I suddenly realized what I was being asked: Maddie wanted to wander off and do something in the outside world alone, independently. She’d never done so before. Once or twice we’d let her ride bikes with Molli to the playground, or to get some candy at Netto, but Maddie herself had never left the house alone unless to walk to a friend’s house, always with instructions to call us as soon as she got there.
This was a big moment. I allowed it. I made sure she had her phone and we agreed she should be home in half an hour.
With great sincerity and solemnity Maddie set out. Half an hour later she texted me a photograph of Enebærvej with a note saying “Don’t worry, I’m on my way.” And she was home a few moments later.
This is now a thing she does. Outdoor autonomy has begun.
Once in a while when I’m out walking Didi after work, Maddie texts from home for permission to go to the playground, and then Didi and I meet her there.
The Sunday Skypes with Nana and Pop-Pop sometimes require a little extra make-up.
Dyrlægens nattemad: “the veterinarian’s midnight snack,” one of my favorite Danish sandwiches, made almost to perfection:
Danish rye, leverpostej, onion, aspic, saltpork, and some sea-salt sprinkled on top. Sheer deliciousness!
Our annual observation of Liberation Day on May 4th. It doesn’t take much to light a few candles, but the memory is important.
Scenes from every day life: Maddie putting her lunchbox and snack bags into the 2.b. fridge, as she does every morning of every schoolday.
(When I take her to school we’re usually among the first.)
“Daddy, what do you do at work besides have meetings?”
“Well, honey, I do stuff like this…”
“Oh. Never mind.”
One Friday evening I had a work function that spouses were invited to join: we saw We Will Rock You at the (brand new) Royal Arena, then had a tapas dinner afterwards at a nearby restaurant.
Mormor kept the girls entertained while we were out.
And that’s more or less that.
I have lots of pictures from Nana and Pop-Pops visit this past week, but probably won’t get around to posting them until next weekend. I won’t talk about their visit here, since that can all wait for its own post, but I should mention that not only did the spring weather arrive just in time for their arrival: summer weather began during their visit and seems to be remaining with us.
* * *
Molli has now transitioned from the 12-and-unders to the 14-and-unders on handball, and at this age group the Værløse and Farum clubs combine into a single Furesø club. So Molli Malou is once again among the youngest on the team, and is teammates with a lot of girls who were just a few weeks ago some of her fiercest opponents. (As Nana and Pop-Pop were able to see first-hand, she seems to be adjusting just fine.) She has no time or interest for any other activities.

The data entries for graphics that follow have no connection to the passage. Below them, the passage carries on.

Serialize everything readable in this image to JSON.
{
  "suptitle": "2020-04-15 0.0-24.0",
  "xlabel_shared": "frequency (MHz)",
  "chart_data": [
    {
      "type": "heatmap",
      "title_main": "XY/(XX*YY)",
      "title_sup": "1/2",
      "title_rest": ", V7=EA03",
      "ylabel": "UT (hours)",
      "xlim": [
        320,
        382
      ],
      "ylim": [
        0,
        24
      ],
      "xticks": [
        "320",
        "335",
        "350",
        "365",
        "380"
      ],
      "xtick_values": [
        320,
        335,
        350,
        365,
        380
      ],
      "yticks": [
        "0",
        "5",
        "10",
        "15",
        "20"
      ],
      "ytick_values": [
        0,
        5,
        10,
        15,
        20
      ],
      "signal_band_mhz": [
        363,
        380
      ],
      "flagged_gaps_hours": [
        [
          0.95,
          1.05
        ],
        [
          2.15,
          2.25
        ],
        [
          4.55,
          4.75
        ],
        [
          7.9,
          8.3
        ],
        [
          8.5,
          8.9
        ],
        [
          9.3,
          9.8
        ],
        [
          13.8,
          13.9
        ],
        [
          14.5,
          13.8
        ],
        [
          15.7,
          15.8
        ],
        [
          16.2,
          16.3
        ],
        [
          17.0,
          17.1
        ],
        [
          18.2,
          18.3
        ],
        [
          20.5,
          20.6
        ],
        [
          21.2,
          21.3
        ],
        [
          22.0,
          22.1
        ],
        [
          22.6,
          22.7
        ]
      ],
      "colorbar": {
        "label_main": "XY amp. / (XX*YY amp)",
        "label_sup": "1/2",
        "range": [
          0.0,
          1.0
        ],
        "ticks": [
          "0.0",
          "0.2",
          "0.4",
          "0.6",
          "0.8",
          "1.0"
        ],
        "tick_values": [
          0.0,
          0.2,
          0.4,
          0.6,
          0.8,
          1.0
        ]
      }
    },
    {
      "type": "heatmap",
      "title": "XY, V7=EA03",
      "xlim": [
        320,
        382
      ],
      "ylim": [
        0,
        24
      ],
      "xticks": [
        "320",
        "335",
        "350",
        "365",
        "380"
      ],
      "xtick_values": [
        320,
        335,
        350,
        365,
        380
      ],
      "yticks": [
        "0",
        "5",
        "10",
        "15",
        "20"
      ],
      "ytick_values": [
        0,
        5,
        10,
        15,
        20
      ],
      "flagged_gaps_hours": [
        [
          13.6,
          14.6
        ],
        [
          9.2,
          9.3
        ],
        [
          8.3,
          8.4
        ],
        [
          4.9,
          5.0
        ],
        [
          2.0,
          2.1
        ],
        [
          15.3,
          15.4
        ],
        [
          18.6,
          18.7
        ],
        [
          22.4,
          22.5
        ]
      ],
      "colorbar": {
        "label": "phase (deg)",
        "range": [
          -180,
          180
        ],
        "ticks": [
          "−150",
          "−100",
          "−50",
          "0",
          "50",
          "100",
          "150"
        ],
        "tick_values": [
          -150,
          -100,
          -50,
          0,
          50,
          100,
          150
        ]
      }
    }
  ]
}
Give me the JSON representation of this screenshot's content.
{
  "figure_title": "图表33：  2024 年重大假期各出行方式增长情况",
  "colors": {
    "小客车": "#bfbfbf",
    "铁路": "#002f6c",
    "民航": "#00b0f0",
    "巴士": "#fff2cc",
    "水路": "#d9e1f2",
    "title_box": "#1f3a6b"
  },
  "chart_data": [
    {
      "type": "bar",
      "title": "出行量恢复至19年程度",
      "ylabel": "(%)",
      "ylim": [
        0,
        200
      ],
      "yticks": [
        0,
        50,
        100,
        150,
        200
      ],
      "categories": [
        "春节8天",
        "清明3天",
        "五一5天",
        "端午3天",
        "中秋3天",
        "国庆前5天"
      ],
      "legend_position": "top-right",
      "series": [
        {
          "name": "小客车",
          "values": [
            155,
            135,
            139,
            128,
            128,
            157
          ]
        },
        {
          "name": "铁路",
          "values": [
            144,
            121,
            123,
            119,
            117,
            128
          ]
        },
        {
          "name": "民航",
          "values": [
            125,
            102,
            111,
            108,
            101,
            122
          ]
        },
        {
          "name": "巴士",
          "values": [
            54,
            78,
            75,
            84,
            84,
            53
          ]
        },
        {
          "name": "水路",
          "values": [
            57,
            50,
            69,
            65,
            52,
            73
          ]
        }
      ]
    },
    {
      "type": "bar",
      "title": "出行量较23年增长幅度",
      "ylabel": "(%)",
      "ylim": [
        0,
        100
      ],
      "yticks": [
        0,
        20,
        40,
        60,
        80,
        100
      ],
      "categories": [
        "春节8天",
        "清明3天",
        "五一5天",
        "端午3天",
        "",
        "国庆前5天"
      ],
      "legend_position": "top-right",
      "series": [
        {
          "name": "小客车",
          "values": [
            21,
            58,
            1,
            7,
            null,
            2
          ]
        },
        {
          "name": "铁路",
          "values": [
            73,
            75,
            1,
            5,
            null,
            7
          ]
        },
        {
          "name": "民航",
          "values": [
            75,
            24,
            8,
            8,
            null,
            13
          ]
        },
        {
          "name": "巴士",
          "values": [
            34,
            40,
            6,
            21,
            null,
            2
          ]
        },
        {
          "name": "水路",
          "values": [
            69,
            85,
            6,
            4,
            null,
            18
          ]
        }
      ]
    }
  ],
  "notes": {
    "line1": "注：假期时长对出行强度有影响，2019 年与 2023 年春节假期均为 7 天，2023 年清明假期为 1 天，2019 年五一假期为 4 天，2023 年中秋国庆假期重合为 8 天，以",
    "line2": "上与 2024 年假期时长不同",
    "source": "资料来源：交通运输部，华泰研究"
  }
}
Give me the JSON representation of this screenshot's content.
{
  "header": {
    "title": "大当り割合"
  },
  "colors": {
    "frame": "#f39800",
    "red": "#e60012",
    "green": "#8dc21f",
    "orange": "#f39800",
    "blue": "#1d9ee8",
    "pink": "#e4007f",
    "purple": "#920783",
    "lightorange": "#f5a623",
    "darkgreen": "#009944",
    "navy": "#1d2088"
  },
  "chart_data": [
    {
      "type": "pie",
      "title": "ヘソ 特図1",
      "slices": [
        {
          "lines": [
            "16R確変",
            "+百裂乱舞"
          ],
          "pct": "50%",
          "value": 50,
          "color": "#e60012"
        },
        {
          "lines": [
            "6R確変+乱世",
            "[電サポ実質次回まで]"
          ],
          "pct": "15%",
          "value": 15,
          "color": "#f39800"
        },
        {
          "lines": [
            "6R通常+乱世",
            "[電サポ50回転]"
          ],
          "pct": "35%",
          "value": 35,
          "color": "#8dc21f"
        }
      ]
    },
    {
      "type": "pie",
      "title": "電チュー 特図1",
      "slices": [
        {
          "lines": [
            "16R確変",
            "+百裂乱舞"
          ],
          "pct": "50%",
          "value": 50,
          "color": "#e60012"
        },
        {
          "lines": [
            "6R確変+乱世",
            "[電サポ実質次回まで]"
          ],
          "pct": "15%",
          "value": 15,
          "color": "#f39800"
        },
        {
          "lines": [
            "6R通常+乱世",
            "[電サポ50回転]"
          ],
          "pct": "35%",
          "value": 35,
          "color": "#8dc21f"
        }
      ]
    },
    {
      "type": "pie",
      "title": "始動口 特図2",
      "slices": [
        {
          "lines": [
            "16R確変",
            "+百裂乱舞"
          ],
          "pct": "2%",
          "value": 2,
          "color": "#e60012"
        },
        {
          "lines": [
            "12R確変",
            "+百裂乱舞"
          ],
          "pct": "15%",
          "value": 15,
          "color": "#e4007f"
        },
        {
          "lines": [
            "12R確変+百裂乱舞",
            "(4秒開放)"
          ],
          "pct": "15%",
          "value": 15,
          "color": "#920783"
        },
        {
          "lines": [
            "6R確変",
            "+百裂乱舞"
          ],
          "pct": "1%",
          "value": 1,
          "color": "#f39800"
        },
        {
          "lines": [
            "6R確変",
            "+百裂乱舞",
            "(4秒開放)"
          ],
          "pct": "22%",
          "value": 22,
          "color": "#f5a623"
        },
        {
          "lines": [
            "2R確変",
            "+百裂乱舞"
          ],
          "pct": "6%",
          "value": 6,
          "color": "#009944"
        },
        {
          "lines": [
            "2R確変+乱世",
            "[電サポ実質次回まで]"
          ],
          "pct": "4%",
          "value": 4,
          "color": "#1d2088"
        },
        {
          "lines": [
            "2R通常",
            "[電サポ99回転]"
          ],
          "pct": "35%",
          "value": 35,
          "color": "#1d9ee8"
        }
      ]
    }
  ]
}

Maddie wrapped up her dance season with the big show featured in the previous post: her swimming lessons end for the season this week and that will be that: having successfully swum a little over a kilometer non-stop on her “measurement day,” she is no longer required (by us) to take swimming lesson and has chosen to opt out of them. Choir will also be winding down within the next month or so, and that’ll be the end of that, as well. So next fall she’ll be sticking with dance and, according to her (but not yet confirmed), getting back into handball. She had thought about taking gymnastics, but decided instead to teach herself by doing constant cartwheels and handstands and flips around the house and yard.
That’s enough for now… coming soon: the Nana and Pop-Pop Værløse Tour 2017!
Great post. Thanks. Helps keep everything in perspective.